How does dereferencing of a function pointer happen?

It's not quite the right question. For C, at least, the right question is

What happens to a function value in an rvalue context?

(An rvalue context is anywhere a name or other reference appears where it should be used as a value, rather than a location — basically anywhere except on the left-hand side of an assignment. The name itself comes from the right-hand side of an assignment.)

OK, so what happens to a function value in an rvalue context? It is immediately and implicitly converted to a pointer to the original function value. If you dereference that pointer with *, you get the same function value back again, which is immediately and implicitly converted into a pointer. And you can do this as many times as you like.

Two similar experiments you can try:

• What happens if you dereference a function pointer in an lvalue context—the left-hand side of an assignment. (The answer will be about what you expect, if you keep in mind that functions are immutable.)

• An array value is also converted to a pointer in an lvalue context, but it is converted to a pointer to the element type, not to a pointer to the array. Dereferencing it will therefore give you an element, not an array, and the madness you show doesn't occur.

Hope this helps.

P.S. As to why a function value is implicitly converted to a pointer, the answer is that for those of us who use function pointers, it's a great convenience not to have to use &'s everywhere. There's a dual convenience as well: a function pointer in call position is automatically converted to a function value, so you don't have to write * to call through a function pointer.

P.P.S. Unlike C functions, C++ functions can be overloaded, and I'm not qualified to comment on how the semantics works in C++.

C++03 §4.3/1:

An lvalue of function type T can be converted to an rvalue of type “pointer to T.” The result is a pointer to the function.

If you attempt an invalid operation on a function reference, such as the unary * operator, the first thing the language tries is a standard conversion. It's just like converting an int when adding it to a float. Using * on a function reference causes the language to take its pointer instead, which in your example, is square 1.

Another case where this applies is when assigning a function pointer.

void f() {    void (*recurse)() = f; // "f" is a reference; implicitly convert to ptr.    recurse(); // call operator is defined for pointers}

Note that this doesn't work the other way.

void f() {    void (&recurse)() = &f; // "&f" is a pointer; ERROR can't convert to ref.    recurse(); // OK - call operator is *separately* defined for references}

Function reference variables are nice because they (in theory, I've never tested) hint to the compiler that an indirect branch may be unnecessary, if initialized in an enclosing scope.
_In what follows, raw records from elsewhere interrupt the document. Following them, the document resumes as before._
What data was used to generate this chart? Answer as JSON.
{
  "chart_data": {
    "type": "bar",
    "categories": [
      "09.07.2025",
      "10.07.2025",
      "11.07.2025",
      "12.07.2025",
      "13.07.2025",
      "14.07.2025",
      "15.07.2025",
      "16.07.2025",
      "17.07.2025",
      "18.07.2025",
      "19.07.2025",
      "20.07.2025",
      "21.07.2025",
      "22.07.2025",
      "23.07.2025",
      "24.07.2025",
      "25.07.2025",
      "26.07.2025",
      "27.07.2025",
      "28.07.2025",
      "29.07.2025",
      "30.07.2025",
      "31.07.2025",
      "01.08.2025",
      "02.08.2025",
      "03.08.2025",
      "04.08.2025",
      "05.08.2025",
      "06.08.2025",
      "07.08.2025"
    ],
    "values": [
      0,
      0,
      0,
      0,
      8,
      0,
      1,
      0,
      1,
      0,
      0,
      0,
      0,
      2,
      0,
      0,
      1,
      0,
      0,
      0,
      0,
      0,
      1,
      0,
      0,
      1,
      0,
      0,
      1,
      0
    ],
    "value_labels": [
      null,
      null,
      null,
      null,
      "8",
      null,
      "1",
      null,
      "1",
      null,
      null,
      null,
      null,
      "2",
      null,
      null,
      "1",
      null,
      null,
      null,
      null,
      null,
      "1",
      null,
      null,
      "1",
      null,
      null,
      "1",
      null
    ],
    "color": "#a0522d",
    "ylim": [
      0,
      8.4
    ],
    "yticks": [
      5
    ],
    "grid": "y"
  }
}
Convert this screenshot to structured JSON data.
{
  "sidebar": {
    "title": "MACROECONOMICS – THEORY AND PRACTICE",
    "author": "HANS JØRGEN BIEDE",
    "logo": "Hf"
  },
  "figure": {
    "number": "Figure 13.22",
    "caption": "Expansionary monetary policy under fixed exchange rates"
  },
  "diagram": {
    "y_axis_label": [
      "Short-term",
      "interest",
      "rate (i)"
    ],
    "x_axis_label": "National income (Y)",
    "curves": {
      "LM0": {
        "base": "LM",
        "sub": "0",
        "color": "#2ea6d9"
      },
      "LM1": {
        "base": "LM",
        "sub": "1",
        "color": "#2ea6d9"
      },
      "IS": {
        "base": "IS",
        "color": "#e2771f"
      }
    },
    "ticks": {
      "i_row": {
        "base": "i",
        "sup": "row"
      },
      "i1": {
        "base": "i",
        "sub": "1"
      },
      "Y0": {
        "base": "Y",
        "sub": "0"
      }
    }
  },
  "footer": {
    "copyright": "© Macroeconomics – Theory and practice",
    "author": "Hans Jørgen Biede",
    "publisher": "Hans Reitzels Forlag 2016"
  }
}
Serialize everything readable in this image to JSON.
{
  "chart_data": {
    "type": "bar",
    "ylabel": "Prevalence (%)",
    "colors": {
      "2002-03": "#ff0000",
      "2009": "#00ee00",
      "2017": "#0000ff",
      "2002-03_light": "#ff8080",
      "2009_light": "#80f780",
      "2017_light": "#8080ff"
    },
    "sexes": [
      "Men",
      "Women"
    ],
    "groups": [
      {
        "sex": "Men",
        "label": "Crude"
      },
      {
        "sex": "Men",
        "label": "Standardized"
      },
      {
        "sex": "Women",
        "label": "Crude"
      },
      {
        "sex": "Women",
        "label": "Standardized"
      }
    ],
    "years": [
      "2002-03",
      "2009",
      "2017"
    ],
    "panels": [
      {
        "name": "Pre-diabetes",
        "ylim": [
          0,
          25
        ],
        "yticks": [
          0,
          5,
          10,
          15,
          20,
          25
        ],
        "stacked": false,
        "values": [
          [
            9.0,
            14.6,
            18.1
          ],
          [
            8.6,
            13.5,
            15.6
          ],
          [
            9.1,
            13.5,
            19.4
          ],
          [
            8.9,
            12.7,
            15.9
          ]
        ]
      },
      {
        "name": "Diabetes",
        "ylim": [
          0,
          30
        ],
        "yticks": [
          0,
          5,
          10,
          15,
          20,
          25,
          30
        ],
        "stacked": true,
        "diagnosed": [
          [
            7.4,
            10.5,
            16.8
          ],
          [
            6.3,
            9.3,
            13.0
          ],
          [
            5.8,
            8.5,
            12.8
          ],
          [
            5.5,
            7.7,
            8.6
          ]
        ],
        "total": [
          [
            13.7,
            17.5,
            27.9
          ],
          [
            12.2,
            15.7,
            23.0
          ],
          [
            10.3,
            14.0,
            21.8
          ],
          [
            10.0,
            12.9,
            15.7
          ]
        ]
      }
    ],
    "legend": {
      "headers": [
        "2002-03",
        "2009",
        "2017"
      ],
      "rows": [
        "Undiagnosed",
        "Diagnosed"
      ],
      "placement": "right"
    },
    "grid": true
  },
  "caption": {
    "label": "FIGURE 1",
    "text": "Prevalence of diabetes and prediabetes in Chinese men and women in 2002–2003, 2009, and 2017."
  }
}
In C99, dereferencing a function pointer yields a function designator. §6.3.2.1/4:

A function designator is an expression that has function type. Except when it is the operand of the sizeof operator or the unary & operator, a function designator with type ‘‘function returning type’’ is converted to an expression that has type ‘‘pointer to function returning type’’.

This is more like Norman's answer, but notably C99 has no concept of rvalues.

Put yourself in the shoes of the compiler writer. A function pointer has a well defined meaning, it is a pointer to a blob of bytes that represent machine code.

What do you do when the programmer dereferences a function pointer? Do you take the first (or 8) bytes of the machine code and reinterpret that as a pointer? Odds are about 2 billion to one that this won't work. Do you declare UB? Plenty of that going around already. Or do you just ignore the attempt? You know the answer.